Last reviewed: July 2026
The South Florida map
'Customarily' is doing real work in those sentences: nothing in Florida law assigns the cost. The purchase contract's checkbox controls every time, and parties negotiate against the custom constantly — investor buyers who want their own title company in Palm Beach, sellers offering to pay in Broward to sweeten a deal.
- Broward County: buyer customarily pays the owner's premium and selects the title company
- Miami-Dade County: buyer customarily pays and selects
- Palm Beach County: seller customarily pays and selects
- Most of the rest of Florida: seller pays and selects (with a handful of buyer-pays counties like Broward, Miami-Dade, and a few others)
Why it matters beyond the money
Whoever pays typically picks — and picking the title company means picking who searches the title, who holds the escrow, who chases the estoppels, and who solves the problem at week three. Since Florida promulgates the premium (the price is essentially the same everywhere), the choice is purely about competence. That's worth negotiating for.

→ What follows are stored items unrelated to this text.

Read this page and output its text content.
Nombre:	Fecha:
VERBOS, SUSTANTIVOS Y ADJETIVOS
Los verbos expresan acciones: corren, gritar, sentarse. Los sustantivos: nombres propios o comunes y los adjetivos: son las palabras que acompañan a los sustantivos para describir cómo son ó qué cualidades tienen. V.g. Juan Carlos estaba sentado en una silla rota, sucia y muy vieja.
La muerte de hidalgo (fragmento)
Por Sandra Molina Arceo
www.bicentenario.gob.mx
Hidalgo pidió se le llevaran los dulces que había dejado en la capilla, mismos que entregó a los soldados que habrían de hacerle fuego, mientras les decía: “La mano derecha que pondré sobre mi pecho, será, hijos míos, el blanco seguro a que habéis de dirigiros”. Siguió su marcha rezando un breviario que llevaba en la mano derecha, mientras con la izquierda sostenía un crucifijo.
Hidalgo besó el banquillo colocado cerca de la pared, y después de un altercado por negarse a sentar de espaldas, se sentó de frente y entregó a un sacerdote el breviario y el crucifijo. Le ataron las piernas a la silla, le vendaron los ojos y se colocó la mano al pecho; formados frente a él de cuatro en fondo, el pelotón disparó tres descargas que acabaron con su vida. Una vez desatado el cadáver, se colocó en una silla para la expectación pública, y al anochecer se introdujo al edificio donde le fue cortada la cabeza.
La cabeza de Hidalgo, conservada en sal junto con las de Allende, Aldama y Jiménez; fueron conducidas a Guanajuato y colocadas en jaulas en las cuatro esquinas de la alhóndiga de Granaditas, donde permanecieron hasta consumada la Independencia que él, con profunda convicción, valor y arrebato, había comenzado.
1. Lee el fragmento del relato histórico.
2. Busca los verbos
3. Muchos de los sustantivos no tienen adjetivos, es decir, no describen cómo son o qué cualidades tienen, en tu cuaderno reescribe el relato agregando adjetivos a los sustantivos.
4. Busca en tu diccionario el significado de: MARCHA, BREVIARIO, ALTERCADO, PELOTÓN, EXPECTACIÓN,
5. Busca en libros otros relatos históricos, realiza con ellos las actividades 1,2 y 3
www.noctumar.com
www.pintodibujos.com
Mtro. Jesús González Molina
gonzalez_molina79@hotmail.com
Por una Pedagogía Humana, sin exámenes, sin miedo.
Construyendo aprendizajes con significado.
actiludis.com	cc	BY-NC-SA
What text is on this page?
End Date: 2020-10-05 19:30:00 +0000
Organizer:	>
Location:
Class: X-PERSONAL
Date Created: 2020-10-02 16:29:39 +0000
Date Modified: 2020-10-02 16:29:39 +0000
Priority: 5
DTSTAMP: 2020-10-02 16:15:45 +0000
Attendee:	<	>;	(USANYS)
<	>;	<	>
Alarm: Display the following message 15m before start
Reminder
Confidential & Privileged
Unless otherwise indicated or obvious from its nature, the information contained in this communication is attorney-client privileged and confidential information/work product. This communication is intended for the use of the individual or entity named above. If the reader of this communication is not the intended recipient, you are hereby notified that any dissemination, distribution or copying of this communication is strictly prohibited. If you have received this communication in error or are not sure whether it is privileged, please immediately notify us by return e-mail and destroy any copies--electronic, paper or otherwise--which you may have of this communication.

For sellers in Palm Beach County, paying also means benefiting: a qualifying prior policy can earn the reissue credit, reducing the premium the seller is customarily covering. Bring your prior policy to listing.
How to handle it in your deal
Read the contract's title provision before signing — Florida's standard forms make the allocation explicit. If you hold the choice, exercise it deliberately. If you're trading it away in negotiation, price it: on a $500,000 purchase the owner's premium is $2,575, real money worth a paragraph of contract language.